The Obama Administration has delayed the promised rollout of a new network size rating system on healthcare.gov. Instead of being available in all federally facilitated marketplace (FFM) states, the new network ratings will be piloted in just 6 as-yet-unnamed states.
Earlier this year, the Obama Administration announced that, for the first time, they would provide consumers with a rating for each health plan’s network size, beginning in 2017. This move was applauded by consumer advocates, who have long argued that consumers need a better way to assess how many hospitals and doctors are included in the marketplace health plans. The new rating system was also an acknowledgment that traditional plan labels – “HMO” (Health Maintenance Organization) and “PPO” (Preferred Provider Organization) – are no longer accurate indicators of a plan’s network size as insurers continue to reduce their number of contracted providers.
As outlined in the administration’s 2017 Letter to Issuers in February of this year, each health plan on healthcare.gov would receive a designation to indicate the plan’s relative network breadth. Plans would be compared to one another within each county based on the number of contracted hospitals, adult primary care and pediatricians. The plans would then be categorized in one of three ways: Basic, Standard, and Broad.

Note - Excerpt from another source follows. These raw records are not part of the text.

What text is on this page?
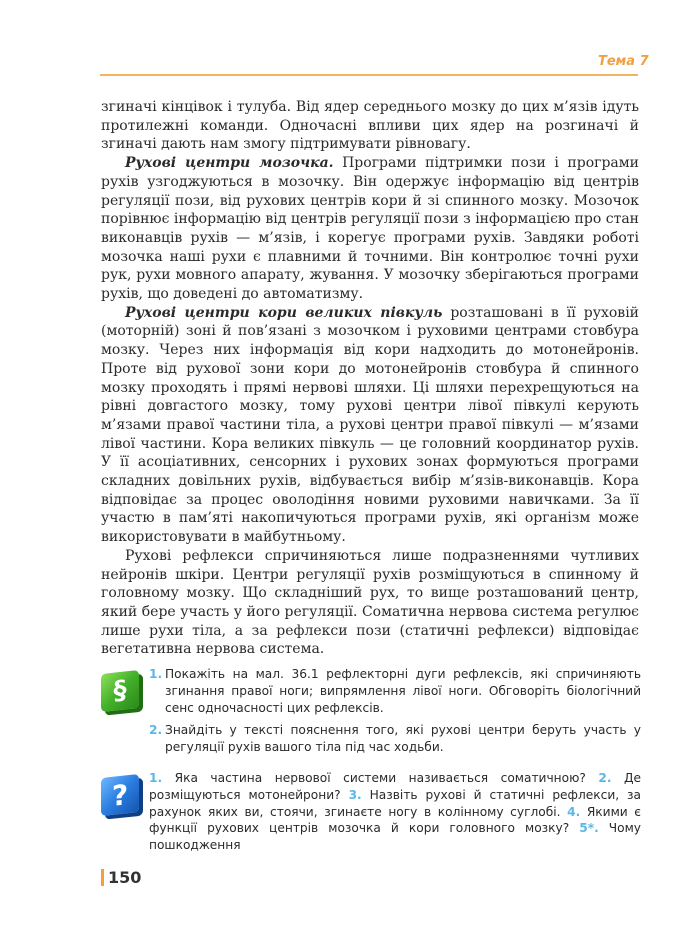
Тема 7

згиначі кінцівок і тулуба. Від ядер середнього мозку до цих м’язів ідуть протилежні команди. Одночасні впливи цих ядер на розгиначі й згиначі дають нам змогу підтримувати рівновагу.

Рухові центри мозочка. Програми підтримки пози і програми рухів узгоджуються в мозочку. Він одержує інформацію від центрів регуляції пози, від рухових центрів кори й зі спинного мозку. Мозочок порівнює інформацію від центрів регуляції пози з інформацією про стан виконавців рухів — м’язів, і корегує програми рухів. Завдяки роботі мозочка наші рухи є плавними й точними. Він контролює точні рухи рук, рухи мовного апарату, жування. У мозочку зберігаються програми рухів, що доведені до автоматизму.

Рухові центри кори великих півкуль розташовані в її руховій (моторній) зоні й пов’язані з мозочком і руховими центрами стовбура мозку. Через них інформація від кори надходить до мотонейронів. Проте від рухової зони кори до мотонейронів стовбура й спинного мозку проходять і прямі нервові шляхи. Ці шляхи перехрещуються на рівні довгастого мозку, тому рухові центри лівої півкулі керують м’язами правої частини тіла, а рухові центри правої півкулі — м’язами лівої частини. Кора великих півкуль — це головний координатор рухів. У її асоціативних, сенсорних і рухових зонах формуються програми складних довільних рухів, відбувається вибір м’язів-виконавців. Кора відповідає за процес оволодіння новими руховими навичками. За її участю в пам’яті накопичуються програми рухів, які організм може використовувати в майбутньому.

Рухові рефлекси спричиняються лише подразненнями чутливих нейронів шкіри. Центри регуляції рухів розміщуються в спинному й головному мозку. Що складніший рух, то вище розташований центр, який бере участь у його регуляції. Соматична нервова система регулює лише рухи тіла, а за рефлекси пози (статичні рефлекси) відповідає вегетативна нервова система.

§
1. Покажіть на мал. 36.1 рефлекторні дуги рефлексів, які спричиняють згинання правої ноги; випрямлення лівої ноги. Обговоріть біологічний сенс одночасності цих рефлексів.
2. Знайдіть у тексті пояснення того, які рухові центри беруть участь у регуляції рухів вашого тіла під час ходьби.
?	1. Яка частина нервової системи називається соматичною? 2. Де розміщуються мотонейрони? 3. Назвіть рухові й статичні рефлекси, за рахунок яких ви, стоячи, згинаєте ногу в колінному суглобі. 4. Якими є функції рухових центрів мозочка й кори головного мозку? 5*. Чому пошкодження
150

Just a few months later, however, the Administration released new guidance that delays until at least 2018 the implementation of these network ratings in all but 6 states. The guidance doesn’t provide much rationale for the retreat, but the reasons are not hard to guess. First, figuring out how to develop and display these ratings in a way that is meaningful and actionable for consumers is not easy. Beta testing on a small population of marketplace consumers makes sense before rolling the ratings out nationwide. The administration did a similar staged roll out last year with the provider and formulary look up tools; both were eventually made available to all FFM consumers. Second, I suspect that officials faced concerns from participating insurers about the accuracy of the methodology for rating their plans’ networks, as well as the potential impact of being rated “Basic” or “Broad.”
Consumers deserve to know what they’re buying. The network size rating system, even if imperfect, could help consumers enroll in a plan that better meets their needs. And when people enroll in a plan that meets their needs, they’re more likely to stay in that plan and pay their premiums. Let’s hope the administration moves forward as quickly as possible to test and deploy the network rating system.